Секретная история вампиров | страница 15
— Великий Боже! — Папа пытался успокоить водоворот своих мыслей. — Теперь я понял, почему вы напомнили мне о Тайной вечере. — Усилием воли он взял себя в руки. Давно усопший фельдфебель, который муштровал его во время последнего приступа мирового безумия, гордился бы тем, как хорошо усвоены его уроки. — Хорошо, я увидел его. Да поможет мне Бог, я все узнал. Теперь выведите меня обратно на свет.
— Еще не время, ваше святейшество, — возразил дьякон. — Сначала нужно завершить ритуал.
— Что?
— Нужно завершить ритуал, — с терпеливой грустью в голосе повторил Джузеппе. — Увидеть — это еще не все. У него давно не было возможности утолить голод, ведь вашего предшественника выбрали в таком молодом возрасте. Вспомните Писание: ваша кровь будет его вином, ваша плоть — его хлебом.
Дьякон сказал еще что-то, но уже не по-итальянски. Понтифик, человек невероятно образованный, распознал арамейский язык. Он даже понял смысл:
«Пришло время трапезы!»
В прошлый раз было сочнее. Это было первое, о чем он подумал. Но он не жаловался, нет — только не после такого долгого перерыва. Он вкушал и вкушал: это было его короткое воссоединение с миром живых. Он выпил бы всю жизнь из своей жертвы, если бы не человек в черной рясе.
— Осторожнее! — командовал этот человек на его родном языке. — Помни о том, что случилось в позапрошлый раз!
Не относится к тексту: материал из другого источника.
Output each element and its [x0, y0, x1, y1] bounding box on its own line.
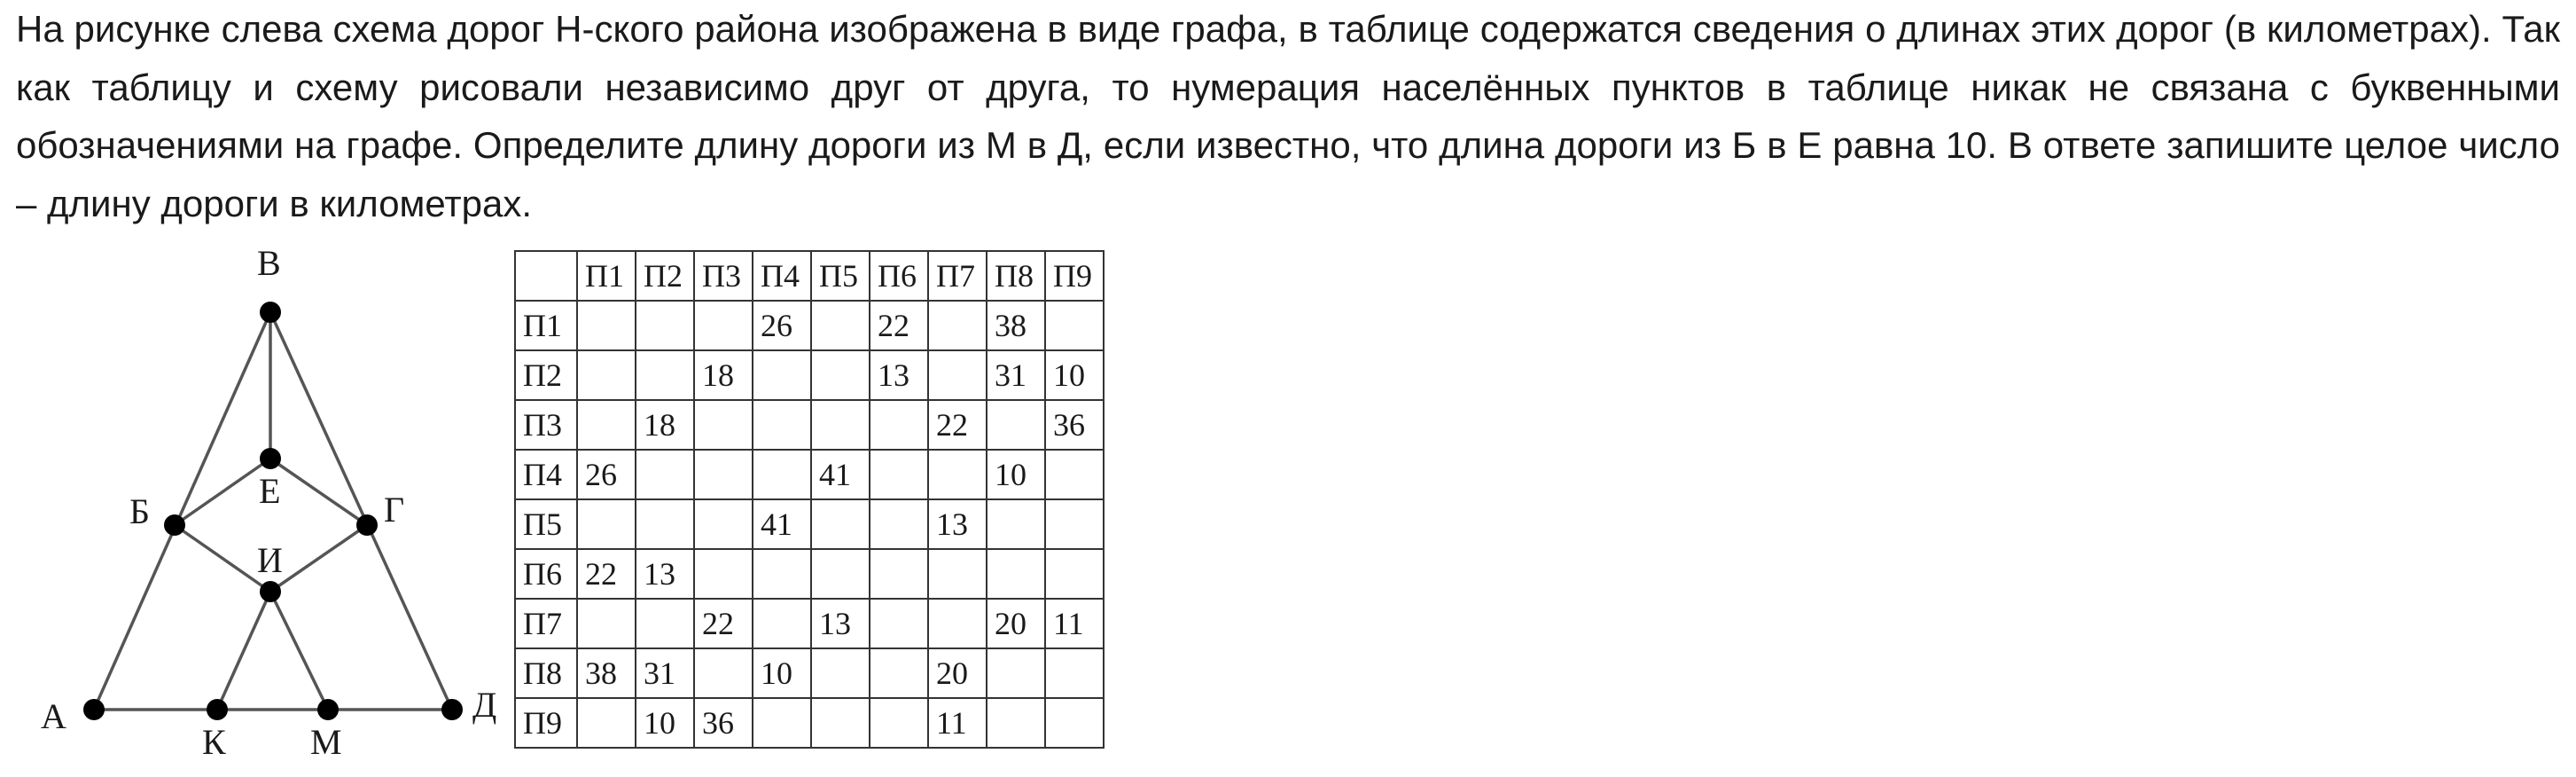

Он не забыл. В позапрошлый раз он был слишком жаден и выпил слишком много. Тот человек умер вскоре после того, как приходил сюда. Потом он снова пил, второй раз за такой короткий срок! Во второй раз они не позволили ему проделать то же самое, как бы он ни хотел. И этот последний жил и жил — так долго, что он начал бояться, что превратил его в себе подобного.
Такое он делал нечасто. Было бы интересно узнать, намеренно ли Дакиций изменил его. Ему так никогда и не довелось спросить. Ходил ли тот все еще по свету, уже не живой, но и не мертвец? Возможно, если Дакиций все еще существовал, то они могли бы встретиться в одном из грядущих столетий. Кто знает?
Он не отпускал чересчур долго, и человек в черной рясе выдохнул ему в лицо. Ужасный, зловонный дух заставил его поспешно отступить.
Он не насытился. Но он не смог бы насытиться, даже если бы осушил весь мир. Так все же лучше, чем совсем ничего. До трапезы он ощущал в себе Он не мог прекратить свое существование от голода, света или избытка чеснока, хотя мог желать этого. Мог и желал.
Все, больше нельзя. По его венам текла свежая живительная сила. Он не был счастлив — вряд ли такое определение вообще можно было применить к нему, — но он чувствовал себя настолько живым, насколько это ощущение доступно нежити.